To soundtrack my second time through Huxley’s Island, I hit play on World Cup’s new CD-R of “adventure” music, Marsala.

Electronic tones keyed to other eras evoke imaginary videogame daydreams, images paired with sounds. In her first session treating Island‘s protagonist Will Faraday with a form of hypno-therapy, the book’s female lead Susila MacPhail offers him (and us, as we read along) a portrait of “perfect reconciliation”: a veritable church in the wild. “There were daisies in the grass and dandelions, and across the water towered up the huge church, challenging the wildness of those soft April clouds with its austere geometry.

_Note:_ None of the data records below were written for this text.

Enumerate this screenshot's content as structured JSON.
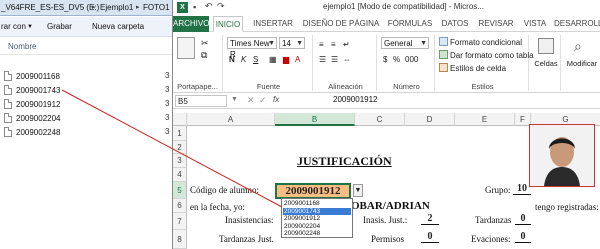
{
  "explorer": {
    "breadcrumb": [
      "_V64FRE_ES-ES_DV5 (E:)",
      "Ejemplo1",
      "FOTO1"
    ],
    "toolbar": [
      "rar con",
      "Grabar",
      "Nueva carpeta"
    ],
    "column_header": "Nombre",
    "files": [
      "2009001168",
      "2009001743",
      "2009001912",
      "2009002204",
      "2009002248"
    ],
    "middle_cut": [
      "3",
      "3",
      "3",
      "3",
      "3"
    ]
  },
  "excel": {
    "title": "ejemplo1 [Modo de compatibilidad] - Micros...",
    "tabs": [
      "ARCHIVO",
      "INICIO",
      "INSERTAR",
      "DISEÑO DE PÁGINA",
      "FÓRMULAS",
      "DATOS",
      "REVISAR",
      "VISTA",
      "DESARROLLA"
    ],
    "active_tab": "INICIO",
    "ribbon": {
      "clipboard_label": "Portapape...",
      "font_name": "Times New R",
      "font_size": "14",
      "font_label": "Fuente",
      "align_label": "Alineación",
      "number_format": "General",
      "number_label": "Número",
      "styles": [
        "Formato condicional",
        "Dar formato como tabla",
        "Estilos de celda"
      ],
      "styles_label": "Estilos",
      "cells_label": "Celdas",
      "modify_label": "Modificar"
    },
    "name_box": "B5",
    "formula_value": "2009001912",
    "columns": [
      "A",
      "B",
      "C",
      "D",
      "E",
      "F",
      "G"
    ],
    "rows": [
      "1",
      "2",
      "3",
      "4",
      "5",
      "6",
      "7",
      "8"
    ],
    "sheet": {
      "heading": "JUSTIFICACIÓN",
      "codigo_label": "Código de alumno:",
      "codigo_value": "2009001912",
      "grupo_label": "Grupo:",
      "grupo_value": "10",
      "fecha_label": "en la fecha,  yo:",
      "name_fragment": "OBAR/ADRIAN",
      "registradas": "tengo registradas:",
      "inasistencias_label": "Inasistencias:",
      "inasis_just_label": "Inasis. Just.:",
      "inasis_just_value": "2",
      "tardanzas_label": "Tardanzas",
      "tardanzas_value": "0",
      "tardanzas_just_label": "Tardanzas Just.",
      "permisos_label": "Permisos",
      "permisos_value": "0",
      "evaciones_label": "Evaciones:",
      "evaciones_value": "0"
    },
    "dropdown": {
      "items": [
        "2009001168",
        "2009001743",
        "2009001912",
        "2009002204",
        "2009002248"
      ],
      "highlighted": 1
    }
  },
  "colors": {
    "excel_green": "#217346",
    "selected_cell": "#f9bd84",
    "highlight": "#3a7bd5",
    "annotation": "#cc2222"
  }
}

Challenging the wildness, and at the same time complementing it, coming to terms with it in perfect reconciliation” (33). The vision continues by imagining “White swans moving across a mirror of jade and jet — a breathing mirror that heaved and trembled, so that their silvery images were forever breaking and coming together again, disintegrating and being made whole” (33). What are we reading at this point? Through the reading experience, it is as if we become spellbound, consciousness led by words to a point of deep satisfaction. “Effortlessly floating,” the book repeats, “Effortlessly floating.” It feels as if one is both here and there, alive and yet already dead, following an echo down a hallway. A masterful bit of indirect suggestion, this chapter! It even announces itself as such by chapter’s end. All pain, all suffering is remade into “A miserable little thing in revolt against a huge and splendid thing. There can’t be any doubt as to who’s going to win” (36). And for me, it works: the words become the experience, the image becomes the thing. I imagine all of human history as a kind of “bad trip” caused by the eating of the fruit of the tree of knowledge of good and evil, as in the famous creation myth — but with the reminder inserted into the trip that it just a trip and that already, outside the trip’s false appearances, outside of the prison-dimension we call time, we are here and now awake and forgiven.